His soldierly bearing was unmistakable even underneath his bulky
monk’s robe. He wasn’t in Aberystwyth for the festival but had come
because his abbot had sent him to St. Padarn’s to consult with the
members of the college of priests on a spiritual matter. Gwen
hadn’t seen him since the evening meal the night before, and at the
sight of him, she lifted her hand and finally stepped into the hot
sun so she could greet him.

But instead of allowing her to come to him,
Prior Rhys dismounted and ran to her, hitching up his robe to
reveal the breeches and boots he wore underneath. Just looking at
the weight of his clothing made Gwen hotter. His behavior was
unusual enough to turn her expression turning from a smile of
greeting to a frown of concern.

“Where might I find your husband?” Rhys said
when he reached her. He was of the same generation as Gwen’s
father, but unlike Meilyr, Rhys’s age was revealed not in a
burgeoning paunch but in the lines on his face, evidence of many
years spent outdoors in the wind and sun. At the moment, his bushy
eyebrows had drawn together, making the lines on his forehead more
pronounced than ever.

“He was at the castle last I heard.” Gwen
sidled back to the guesthouse wall so she could stand in the shade.
She also wanted to put a few more feet between Rhys and the new
arrivals, who were shooting curious glances at the prior. She
didn’t want him to be the subject of anyone’s entertainment, and,
had they known him at all, they would have realized that something
was very much wrong for him to behave with anything less than
absolute dignity.

“I already checked. Both he and the prince
were absent. I had hoped to find them here.”
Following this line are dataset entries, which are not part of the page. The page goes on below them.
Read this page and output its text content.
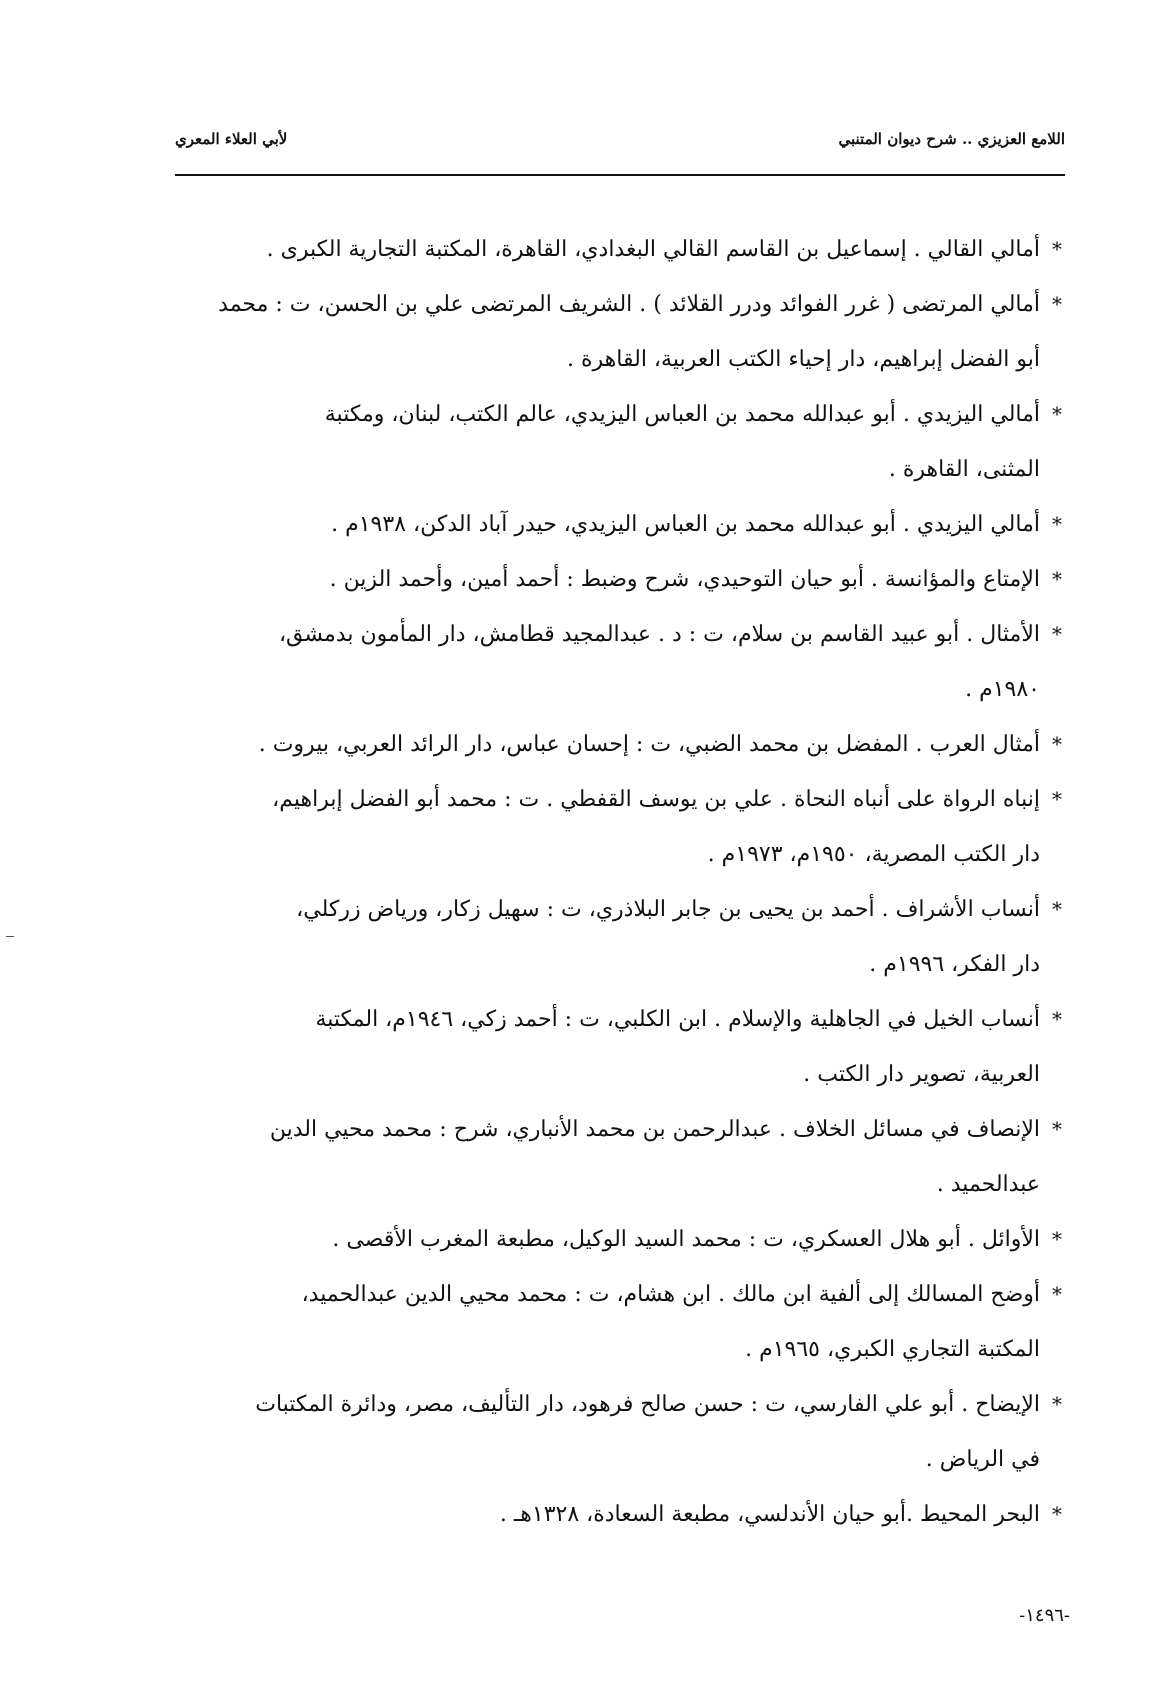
اللامع العزيزي .. شرح ديوان المتنبي
لأبي العلاء المعري
*
أمالي القالي . إسماعيل بن القاسم القالي البغدادي، القاهرة، المكتبة التجارية الكبرى .
*
أمالي المرتضى ( غرر الفوائد ودرر القلائد ) . الشريف المرتضى علي بن الحسن، ت : محمد
أبو الفضل إبراهيم، دار إحياء الكتب العربية، القاهرة .
*
أمالي اليزيدي . أبو عبدالله محمد بن العباس اليزيدي، عالم الكتب، لبنان، ومكتبة
المثنى، القاهرة .
*
أمالي اليزيدي . أبو عبدالله محمد بن العباس اليزيدي، حيدر آباد الدكن، ١٩٣٨م .
*
الإمتاع والمؤانسة . أبو حيان التوحيدي، شرح وضبط : أحمد أمين، وأحمد الزين .
*
الأمثال . أبو عبيد القاسم بن سلام، ت : د . عبدالمجيد قطامش، دار المأمون بدمشق،
١٩٨٠م .
*
أمثال العرب . المفضل بن محمد الضبي، ت : إحسان عباس، دار الرائد العربي، بيروت .
*
إنباه الرواة على أنباه النحاة . علي بن يوسف القفطي . ت : محمد أبو الفضل إبراهيم،
دار الكتب المصرية، ١٩٥٠م، ١٩٧٣م .
*
أنساب الأشراف . أحمد بن يحيى بن جابر البلاذري، ت : سهيل زكار، ورياض زركلي،
دار الفكر، ١٩٩٦م .
*
أنساب الخيل في الجاهلية والإسلام . ابن الكلبي، ت : أحمد زكي، ١٩٤٦م، المكتبة
العربية، تصوير دار الكتب .
*
الإنصاف في مسائل الخلاف . عبدالرحمن بن محمد الأنباري، شرح : محمد محيي الدين
عبدالحميد .
*
الأوائل . أبو هلال العسكري، ت : محمد السيد الوكيل، مطبعة المغرب الأقصى .
*
أوضح المسالك إلى ألفية ابن مالك . ابن هشام، ت : محمد محيي الدين عبدالحميد،
المكتبة التجاري الكبري، ١٩٦٥م .
*
الإيضاح . أبو علي الفارسي، ت : حسن صالح فرهود، دار التأليف، مصر، ودائرة المكتبات
في الرياض .
*
البحر المحيط .أبو حيان الأندلسي، مطبعة السعادة، ١٣٢٨هـ .
-١٤٩٦-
Gwen shook her head. “I haven’t seen Gareth
since this morning. What’s wrong?”

“Do you have someone to keep an eye on
Tangwen?” Rhys said.

“Elspeth is sitting with—”

“Good. You must come with me.” He took her
elbow and urged her across the cobbles to his horse without waiting
for her to finish her sentence. He paid no attention at all to the
guests, who were now openly staring as they passed. Hoisting
himself into his saddle, he held out his elbow for Gwen so she
could mount behind him.

She didn’t question him, merely took his
proffered arm.

The hosteler, however, gazed up at both of
them, open-mouthed. “Whatever is the matter? Where are you taking
Lady Gwen? What should I tell the abbot?”
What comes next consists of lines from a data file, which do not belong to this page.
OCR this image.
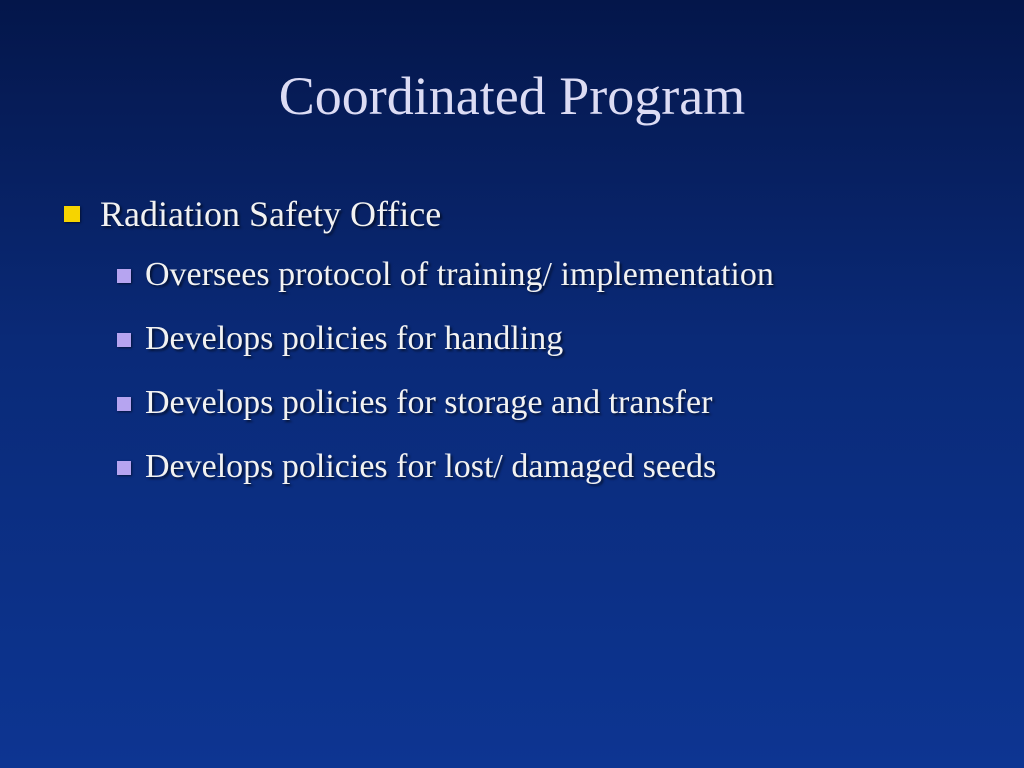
Coordinated Program
Radiation Safety Office
Oversees protocol of training/ implementation
Develops policies for handling
Develops policies for storage and transfer
Develops policies for lost/ damaged seeds
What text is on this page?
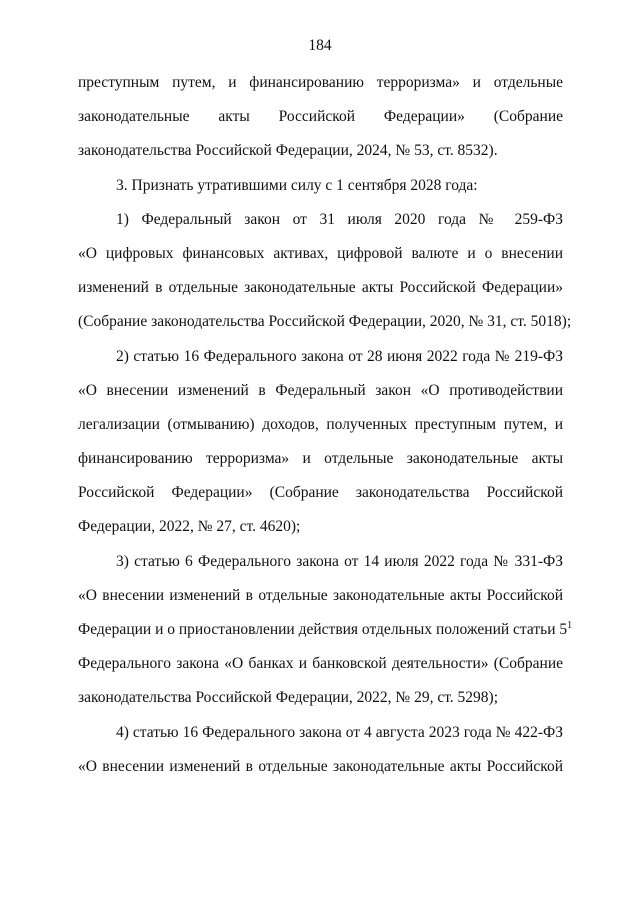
184
преступным путем, и финансированию терроризма» и отдельные
законодательные акты Российской Федерации» (Собрание
законодательства Российской Федерации, 2024, № 53, ст. 8532).
3. Признать утратившими силу с 1 сентября 2028 года:
1) Федеральный закон от 31 июля 2020 года № 259-ФЗ
«О цифровых финансовых активах, цифровой валюте и о внесении
изменений в отдельные законодательные акты Российской Федерации»
(Собрание законодательства Российской Федерации, 2020, № 31, ст. 5018);
2) статью 16 Федерального закона от 28 июня 2022 года № 219-ФЗ
«О внесении изменений в Федеральный закон «О противодействии
легализации (отмыванию) доходов, полученных преступным путем, и
финансированию терроризма» и отдельные законодательные акты
Российской Федерации» (Собрание законодательства Российской
Федерации, 2022, № 27, ст. 4620);
3) статью 6 Федерального закона от 14 июля 2022 года № 331-ФЗ
«О внесении изменений в отдельные законодательные акты Российской
Федерации и о приостановлении действия отдельных положений статьи $5^1$
Федерального закона «О банках и банковской деятельности» (Собрание
законодательства Российской Федерации, 2022, № 29, ст. 5298);
4) статью 16 Федерального закона от 4 августа 2023 года № 422-ФЗ
«О внесении изменений в отдельные законодательные акты Российской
Rhys made an exasperated sound at the back
of his throat. Glancing at the guests, none of whom were making any
pretense of minding any doings but his, he leaned down to speak to
the hosteler so nobody else could hear. “The body of a man has been
found in the millpond.”

“He’s dead?”

Generally ‘body’ implied ‘dead’, and Rhys
didn’t deign to answer in words but simply nodded.